Los parques científicos universitarios son espacios físicos que conectan la investigación académica con el tejido empresarial para acelerar la transferencia de conocimiento. En España existen más de una veintena de estos campus tecnológicos, que albergan a más de 6.000 empresas y generan alrededor de 150.000 empleos de alta cualificación, según los datos de la Asociación de Parques Científicos y Tecnológicos de España (APTE).
Qué son y cómo funcionan los parques científicos
Un parque científico es un recinto vinculado a una universidad que facilita que los grupos de investigación colaboren con empresas, centros tecnológicos y administraciones. El objetivo común es transformar los resultados de los laboratorios en productos, patentes o servicios que lleguen al mercado. La diferencia con un parque tecnológico convencional está en el protagonismo de la universidad y en la exigencia de que las empresas alojadas mantengan una relación contractual con la institución académica.
El modelo español se consolidó con la Ley de la Ciencia, la Tecnología y la Innovación y con los planes propios de las comunidades autónomas. La APTE coordina la red de 51 parques activos, de los cuales casi la mitad son de origen universitario. El Parque Científico de Barcelona, el Parque Científico de Madrid o el Campus de la Universidad Autónoma de Madrid son algunos de los ejemplos con mayor volumen de contratos de I+D.
El motor de la transferencia tecnológica
El dato que mejor refleja el rendimiento de estos parques es su capacidad para captar fondos de innovación. En los últimos cinco años, los parques científicos españoles han canalizado cerca de 2.000 millones de euros entre convocatorias comunitarias, contratos con empresas y financiación regional. Las firmas instaladas facturaron, en conjunto, más de 30.000 millones de euros en 2025, según el último barómetro de la APTE publicado en enero de 2026.
Esa facturación se traduce en patentes. Las solicitudes de propiedad industrial gestionadas desde los parques crecieron un 12 % interanual en 2024, con especial peso de las áreas de biotecnología, inteligencia artificial y energías renovables. La Universitat de València, la Universidad Autónoma de Barcelona y la Universitat Politècnica de Catalunya figuran entre las diez instituciones que más títulos de propiedad industrial solicitaron a través de sus parques, de acuerdo con el mismo informe.

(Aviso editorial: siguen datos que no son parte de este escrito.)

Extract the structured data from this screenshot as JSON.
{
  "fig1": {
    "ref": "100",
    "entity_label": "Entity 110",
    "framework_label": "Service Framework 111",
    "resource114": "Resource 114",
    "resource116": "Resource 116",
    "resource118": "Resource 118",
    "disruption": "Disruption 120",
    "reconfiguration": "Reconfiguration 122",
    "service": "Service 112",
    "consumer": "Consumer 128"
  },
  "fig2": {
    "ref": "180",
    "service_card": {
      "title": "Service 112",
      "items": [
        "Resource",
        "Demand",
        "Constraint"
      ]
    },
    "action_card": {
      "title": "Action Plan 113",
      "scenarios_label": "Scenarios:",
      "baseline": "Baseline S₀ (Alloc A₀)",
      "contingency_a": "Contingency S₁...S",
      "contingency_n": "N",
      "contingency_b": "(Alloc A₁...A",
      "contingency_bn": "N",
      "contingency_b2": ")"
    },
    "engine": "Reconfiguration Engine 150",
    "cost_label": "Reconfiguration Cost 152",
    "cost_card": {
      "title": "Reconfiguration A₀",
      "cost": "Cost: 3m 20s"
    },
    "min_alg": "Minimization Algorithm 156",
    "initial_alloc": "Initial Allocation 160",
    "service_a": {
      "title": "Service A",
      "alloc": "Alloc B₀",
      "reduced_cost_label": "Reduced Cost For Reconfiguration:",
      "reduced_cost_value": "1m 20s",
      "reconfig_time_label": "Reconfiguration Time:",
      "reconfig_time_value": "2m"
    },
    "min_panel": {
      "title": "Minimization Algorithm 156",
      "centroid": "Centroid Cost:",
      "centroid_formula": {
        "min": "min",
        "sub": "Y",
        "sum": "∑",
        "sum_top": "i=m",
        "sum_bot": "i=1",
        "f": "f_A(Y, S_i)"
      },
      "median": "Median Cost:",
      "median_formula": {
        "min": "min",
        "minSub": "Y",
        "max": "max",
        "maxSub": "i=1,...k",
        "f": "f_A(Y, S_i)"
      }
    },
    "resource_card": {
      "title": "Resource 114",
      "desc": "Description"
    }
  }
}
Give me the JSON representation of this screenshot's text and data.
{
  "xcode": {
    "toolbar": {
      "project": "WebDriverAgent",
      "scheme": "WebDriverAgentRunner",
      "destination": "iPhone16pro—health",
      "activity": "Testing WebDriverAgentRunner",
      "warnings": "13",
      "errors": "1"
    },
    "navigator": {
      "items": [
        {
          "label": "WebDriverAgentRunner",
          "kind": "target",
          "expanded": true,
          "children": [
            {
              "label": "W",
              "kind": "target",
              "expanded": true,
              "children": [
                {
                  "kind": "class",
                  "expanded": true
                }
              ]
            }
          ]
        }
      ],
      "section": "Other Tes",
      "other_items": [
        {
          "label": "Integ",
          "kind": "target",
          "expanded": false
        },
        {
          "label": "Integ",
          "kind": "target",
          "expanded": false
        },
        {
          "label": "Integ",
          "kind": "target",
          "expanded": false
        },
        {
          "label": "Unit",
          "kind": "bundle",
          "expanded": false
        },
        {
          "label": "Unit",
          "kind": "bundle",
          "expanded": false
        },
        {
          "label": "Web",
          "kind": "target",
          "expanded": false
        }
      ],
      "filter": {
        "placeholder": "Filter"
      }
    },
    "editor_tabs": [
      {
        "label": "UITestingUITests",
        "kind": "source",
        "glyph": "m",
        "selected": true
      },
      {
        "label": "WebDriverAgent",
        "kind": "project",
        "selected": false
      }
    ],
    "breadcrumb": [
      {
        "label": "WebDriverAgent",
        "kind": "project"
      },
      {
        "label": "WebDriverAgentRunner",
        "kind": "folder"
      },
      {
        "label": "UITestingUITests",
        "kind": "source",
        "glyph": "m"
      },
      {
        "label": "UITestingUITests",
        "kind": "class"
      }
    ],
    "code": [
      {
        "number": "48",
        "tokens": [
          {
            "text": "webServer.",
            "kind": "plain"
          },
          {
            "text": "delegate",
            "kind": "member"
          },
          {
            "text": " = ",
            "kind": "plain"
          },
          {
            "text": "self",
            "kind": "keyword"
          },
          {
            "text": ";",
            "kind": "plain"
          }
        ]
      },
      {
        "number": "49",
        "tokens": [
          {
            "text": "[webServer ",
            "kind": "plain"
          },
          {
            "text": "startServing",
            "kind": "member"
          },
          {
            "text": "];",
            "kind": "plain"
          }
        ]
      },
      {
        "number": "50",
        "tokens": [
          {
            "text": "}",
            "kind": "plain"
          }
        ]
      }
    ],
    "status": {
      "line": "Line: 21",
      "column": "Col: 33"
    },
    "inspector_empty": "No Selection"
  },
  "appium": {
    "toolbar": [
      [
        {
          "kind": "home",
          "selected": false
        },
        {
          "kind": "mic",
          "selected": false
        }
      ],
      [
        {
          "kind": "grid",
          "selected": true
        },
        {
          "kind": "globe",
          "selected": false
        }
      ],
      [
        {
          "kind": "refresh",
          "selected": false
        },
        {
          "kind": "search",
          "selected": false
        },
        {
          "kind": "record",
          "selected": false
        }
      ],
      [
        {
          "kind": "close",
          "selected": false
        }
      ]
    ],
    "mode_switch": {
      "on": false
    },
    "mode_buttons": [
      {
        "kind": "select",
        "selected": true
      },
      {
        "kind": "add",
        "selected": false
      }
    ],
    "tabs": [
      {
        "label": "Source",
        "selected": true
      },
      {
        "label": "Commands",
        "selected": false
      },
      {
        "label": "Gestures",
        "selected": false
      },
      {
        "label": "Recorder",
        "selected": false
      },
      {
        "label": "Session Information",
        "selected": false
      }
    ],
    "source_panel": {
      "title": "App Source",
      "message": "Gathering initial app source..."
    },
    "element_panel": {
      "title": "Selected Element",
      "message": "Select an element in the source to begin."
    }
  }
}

Los parques científicos españoles generan más de 150.000 empleos cualificados y canalizan una inversión en I+D cercana a los 2.000 millones de euros cada cinco años.
El Marco Educativo
La legislación española reconoce a los parques científicos como agentes del sistema de conocimiento. La Ley 14/2011, de 1 de junio, de la Ciencia, la Tecnología y la Innovación, los define como entornos que favorecen la interrelación entre centros de investigación, empresas y administraciones. Las comunidades autónomas desarrollan esta figura mediante normativa propia y, en muchos casos, coparticipan en la financiación de las infraestructuras junto con los fondos FEDER.
En la práctica, la gobernanza de cada parque implica un consorcio entre la universidad promotora, las consejerías autonómicas de educación y economía, los ayuntamientos y las propias fundaciones gestoras. Los rectores, reunidos en la CRUE, han insistido en los últimos años en la necesidad de que el Ministerio de Ciencia, Innovación y Universidades consolide una línea presupuestaria específica para los parques, algo que hasta ahora se ha articulado a través de convocatorias competitivas del programa Cervera y del CDTI.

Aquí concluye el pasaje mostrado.